Dependencies are specified in pyproject.toml and managed using rye. You can use package managers such as uv or rye to install dependencies (e.g., rye sync).
scripts/ contains codes and notebooks for each algorithm or example. src/ includes modules, environments, and utilities used across different scripts.

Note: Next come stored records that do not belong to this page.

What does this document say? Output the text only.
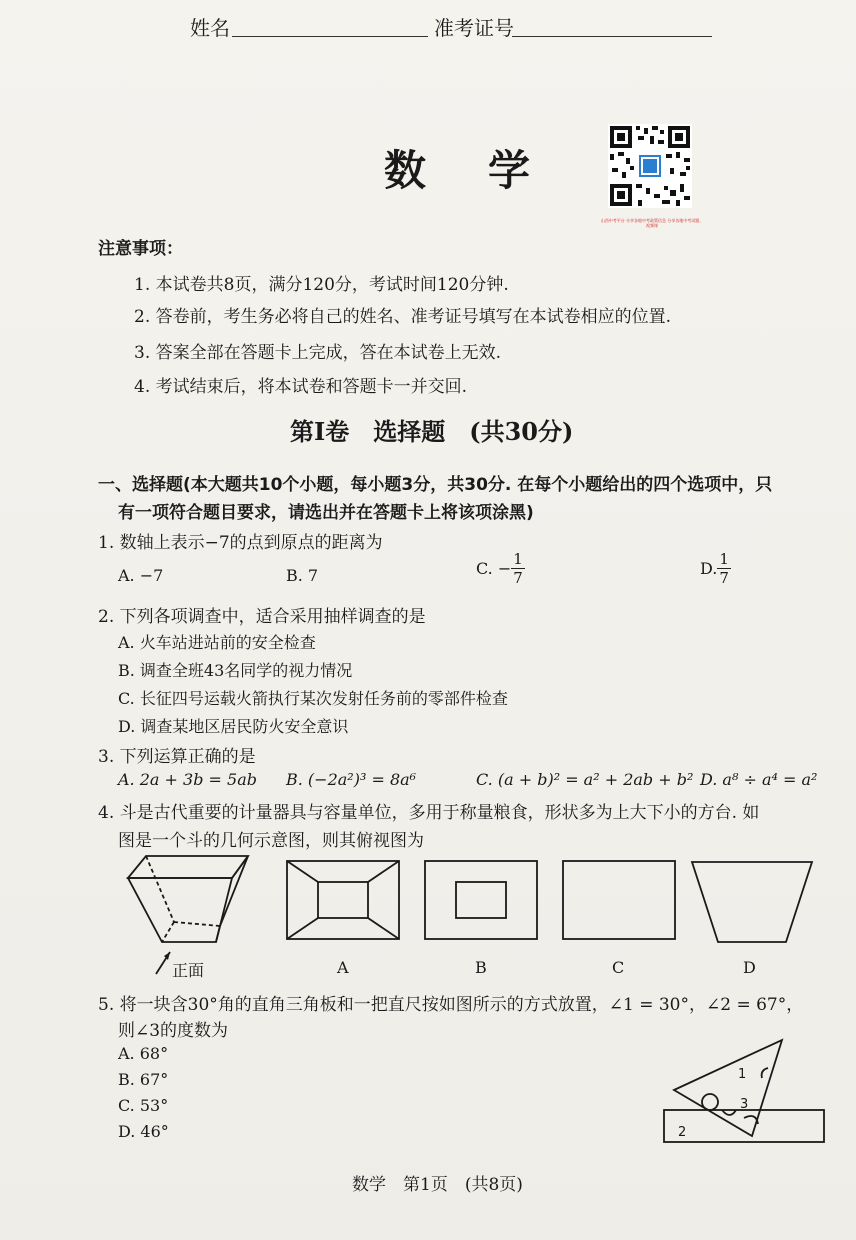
姓名	准考证号
数 学
山西中考平台 分享各地中考政策信息 分享各地中考试题、视频课
注意事项：
1. 本试卷共8页，满分120分，考试时间120分钟.
2. 答卷前，考生务必将自己的姓名、准考证号填写在本试卷相应的位置.
3. 答案全部在答题卡上完成，答在本试卷上无效.
4. 考试结束后，将本试卷和答题卡一并交回.
第Ⅰ卷　选择题　(共30分)
一、选择题(本大题共10个小题，每小题3分，共30分. 在每个小题给出的四个选项中，只
有一项符合题目要求，请选出并在答题卡上将该项涂黑)
1. 数轴上表示−7的点到原点的距离为
A. −7	B. 7	C. − $\frac{1}{7}$	D. $\frac{1}{7}$
2. 下列各项调查中，适合采用抽样调查的是
A. 火车站进站前的安全检查
B. 调查全班43名同学的视力情况
C. 长征四号运载火箭执行某次发射任务前的零部件检查
D. 调查某地区居民防火安全意识
3. 下列运算正确的是
A. 2a + 3b = 5ab B. (−2a²)³ = 8a⁶	C. (a + b)² = a² + 2ab + b² D. a⁸ ÷ a⁴ = a²
4. 斗是古代重要的计量器具与容量单位，多用于称量粮食，形状多为上大下小的方台. 如
图是一个斗的几何示意图，则其俯视图为
正面	A	B	C	D
5. 将一块含30°角的直角三角板和一把直尺按如图所示的方式放置，∠1 = 30°，∠2 = 67°，
则∠3的度数为
A. 68°
B. 67°
C. 53°
D. 46°
1
2
3
数学　第1页　(共8页)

| Chapter | Title | Status | Contents |
|---|---|---|---|
| 1 | Introduction | ⬜ TODO | Tic-tac-toe environment. Working on a simple TD-learning agent. |
| 2 | Multi-armed Bandits | ⬜ TODO | k-armed bandit environment. |
| 3 | Finite Markov Decision Processes | ⬜ TODO | |
| 4 | Dynamic Programming | ⬜ TODO | |
| 5 | Monte Carlo Methods | ⬜ TODO | |
| 6 | Temporal-Difference Learning | ⬜ TODO | |
| 7 | n-step Bootstrapping | ⬜ TODO | |
| 8 | Planning and Learning with Tabular Methods | ⬜ TODO | |
| 9 | On-policy Prediction with Approximation | ⬜ TODO | |
| 10 | On-policy Control with Approximation | ⬜ TODO | |
| 11 | Off-policy Methods with Approximation | ⬜ TODO | |
| 12 | Eligibility Traces | ⬜ TODO | |
| 13 | Policy Gradient Methods | ⬜ TODO | |
| 14 | Psychology | ⬜ TODO | |
| 15 | Neuroscience | ⬜ TODO | |
| 16 | Applications and Case Studies | ⬜ TODO | |
| 17 | Frontiers | ⬜ TODO |